Whether you think Cramer is a blessing or a bane, a breath of fresh air or an endless stream of hot air, it's hard to call him uninteresting or to deny that his TV success says something important about the habits of individual investors in 2006.
Jim Cramer was born on February 10, 1955, in Wyndmoor, Pa., a middle-class suburb north of Philadelphia. His father was a paper-goods wholesaler and his mother a sculptor. After graduating from Harvard in 1976, he spent four years as a journalist, including a stint at The American Lawyer magazine. Cramer, who began his love affair with stocks as a child, honed his investing skills while attending Harvard Law in the early 1980s. While in law school he got his first client, New Republic owner Martin Peretz. Cramer then became a broker at Goldman Sachs, and in 1987 he left to start a hedge fund, Cramer Levy Partners. The fund was 100% in cash at the time of the 1987 crash.
Cramer co-founded TheStreet.com with Peretz in 1996. But with the frenetic life of money management taking a toll on his personality -- he admits he acted like a maniac at the office and often missed family vacations -- Cramer quit his hedge fund after a spectacular 2000 (it gained 36%, while Standard & Poor's 500-stock index sank 9%).
In 2001, Cramer decided to take the insights he gained at TheStreet.com to another medium. He started a syndicated radio show, Jim Cramer's RealMoney, the clear progenitor of Mad Money. He launched the TV show in March 2005, and the world of financial journalism -- to use the term loosely -- has not been the same since.
Cramer is on the set taping his show, which is done in segments, with five- to ten-minute breaks between each one. During the breaks he chats with a visitor. He seems happy, but also insecure, as if he were asking, "Did you really think it was good?" At that moment, he comes across much more as a TV or Hollywood type than a money guy, more George Clooney than George Soros.

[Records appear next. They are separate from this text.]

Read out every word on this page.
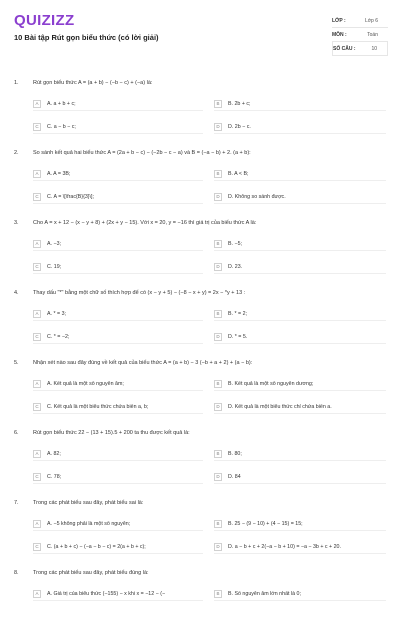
QUIZIZZ
10 Bài tập Rút gọn biểu thức (có lời giải)
LỚP :	Lớp 6
MÔN :	Toán
SỐ CÂU :	10
1.	Rút gọn biểu thức A = (a + b) − (−b − c) + (−a) là:
A	A. a + b + c;	B	B. 2b + c;
C	C. a − b − c;	D	D. 2b − c.
2.	So sánh kết quả hai biểu thức A = (2a + b − c) − (−2b − c − a) và B = (−a − b) + 2. (a + b):
A	A. A = 3B;	B	B. A < B;
C	C. A = \[\frac{B}{3}\];	D	D. Không so sánh được.
3.	Cho A = x + 12 − (x − y + 8) + (2x + y − 15). Với x = 20, y = −16 thì giá trị của biểu thức A là:
A	A. −3;	B	B. −5;
C	C. 19;	D	D. 23.
4.	Thay dấu "*" bằng một chữ số thích hợp để có (x − y + 5) − (−8 − x + y) = 2x − *y + 13 :
A	A. * = 3;	B	B. * = 2;
C	C. * = −2;	D	D. * = 5.
5.	Nhận xét nào sau đây đúng về kết quả của biểu thức A = (a + b) − 3 (−b + a + 2) + (a − b):
A	A. Kết quả là một số nguyên âm;	B	B. Kết quả là một số nguyên dương;
C	C. Kết quả là một biểu thức chứa biến a, b;	D	D. Kết quả là một biểu thức chỉ chứa biến a.
6.	Rút gọn biểu thức 22 − (13 + 15).5 + 200 ta thu được kết quả là:
A	A. 82;	B	B. 80;
C	C. 78;	D	D. 84
7.	Trong các phát biểu sau đây, phát biểu sai là:
A	A. −5 không phải là một số nguyên;	B	B. 25 − (9 − 10) + (4 − 15) = 15;
C	C. (a + b + c) − (−a − b − c) = 2(a + b + c);	D	D. a − b + c + 2(−a − b + 10) = −a − 3b + c + 20.
8.	Trong các phát biểu sau đây, phát biểu đúng là:
A	A. Giá trị của biểu thức (−155) − x khi x = −12 − (−	B	B. Số nguyên âm lớn nhất là 0;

Much of this particular show will be about finding value in emerging markets. Cramer suggests holding up a globe, à la Charlie Chaplin in The Great Dictator. His nephew Cliff, who works on the show, chimes in, "And then say, 'I am the 21st-century Chaplin.' " Cramer replies, "I love the hubris of that." And then he does just that on the show, with a smile that suggests his ego is just another one of his many props.
During the show, he makes references to great battles of World War I (the Somme, Verdun and first through third Ypres), as well as the Maginot Line, the author Céline and Prince Hal -- or, more accurately, Prince HAL, as in Halliburton. What's with all the name-dropping? "Doing all this Western Civ stuff makes it fun for me," he says. "No one else has to get it. The show, selfishly, is about my having a good time." Besides, he says, a lot of his viewers are college students who do get many of the allusions.